Nowadays it is very efficient in the treatment of alcoholism and the reduction of symptoms alcohol hangover. Besides the obvious benefits for those who indulge in alcohol consumption it can also be used for the treatment of dizziness, upset stomach, headache, vomiting, high blood pressure, chest pain, sinus infections, irregular heartbeat, hay fever, flu, the common cold, swine flu, itchiness, psoriasis, allergic skin rash and various other heart, circulatory, upper respiratory and skin problems. There are also cases where kudzu has been used for the treatment of gastritis, muscle pain, dysentery, fever, thirst, menopause symptoms, measles, diarrhea, and neck stiffness. It can also be used orally to efficiently treat diabetes, poliomyelitis, migraine, encephalitis, deafness and various types of traumatic injuries. It can be used intravenously for the treatment of a blood clot induces stroke.

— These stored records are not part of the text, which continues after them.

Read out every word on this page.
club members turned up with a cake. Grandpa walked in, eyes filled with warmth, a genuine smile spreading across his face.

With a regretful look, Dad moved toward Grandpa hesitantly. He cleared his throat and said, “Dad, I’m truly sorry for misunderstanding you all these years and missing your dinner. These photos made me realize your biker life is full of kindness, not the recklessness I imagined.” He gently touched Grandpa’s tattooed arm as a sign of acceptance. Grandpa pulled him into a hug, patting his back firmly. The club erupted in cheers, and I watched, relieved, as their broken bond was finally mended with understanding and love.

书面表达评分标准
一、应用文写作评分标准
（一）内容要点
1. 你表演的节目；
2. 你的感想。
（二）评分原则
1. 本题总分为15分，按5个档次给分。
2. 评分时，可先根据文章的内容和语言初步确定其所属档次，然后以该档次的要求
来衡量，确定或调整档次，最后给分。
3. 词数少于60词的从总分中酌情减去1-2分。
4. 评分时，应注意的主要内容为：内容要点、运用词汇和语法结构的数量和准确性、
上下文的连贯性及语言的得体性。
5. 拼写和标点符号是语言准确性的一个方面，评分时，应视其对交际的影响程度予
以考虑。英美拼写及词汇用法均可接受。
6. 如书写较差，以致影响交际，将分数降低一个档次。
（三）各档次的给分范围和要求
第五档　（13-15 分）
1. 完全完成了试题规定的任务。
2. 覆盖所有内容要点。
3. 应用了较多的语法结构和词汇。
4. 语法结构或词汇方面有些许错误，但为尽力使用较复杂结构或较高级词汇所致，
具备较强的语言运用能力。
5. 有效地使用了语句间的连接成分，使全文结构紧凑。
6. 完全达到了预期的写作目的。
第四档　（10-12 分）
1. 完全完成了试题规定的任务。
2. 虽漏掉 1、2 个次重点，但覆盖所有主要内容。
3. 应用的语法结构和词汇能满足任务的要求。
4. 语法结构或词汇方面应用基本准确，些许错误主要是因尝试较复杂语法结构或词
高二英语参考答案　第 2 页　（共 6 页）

Kudzu contains certain ingredients that counteract alcohol, have an estrogen-like effect and increase the blood circulation. Puerarin that is commonly found in kudzu improves the symptoms and signs of chest pain. Kudzu extract is very beneficial for those who are trying to quit drinking alcohol, although it does not improve sobriety or decrease alcohol craving in people who suffer from chronic alcoholism. Kudzu can be taken orally in order to positively affect the mental abilities of women who have had a menopause. Puerarin can be used intravenously to treat people who suffer an ischemic stroke which gets triggered by blood clots. Kudzu can also be used in various forms for the treatment of measles, dysentery, fever, thirst, cold, headache, upset stomach, vomiting, muscle pain, dizziness, alcohol hangover, dysentery, stomach inflammation, neck stiffness, flu, diarrhea, abnormal heart rate, dysrhythmia, high blood pressure and many other conditions. It can also be used to promote sweating.


Kudzu should not be used for longer than four months. There have been some cases where kudzu triggered certain allergic reactions. Sometimes it can also cause itching, nausea and the breaking of red cells inside blood vessels. Pregnant and breastfeeding women should avoid kudzu. Kudzu can also slow the process of blood clotting and worsen bleeding and blood clotting disorders. Kudzu can also affect certain hormone-sensitive conditions.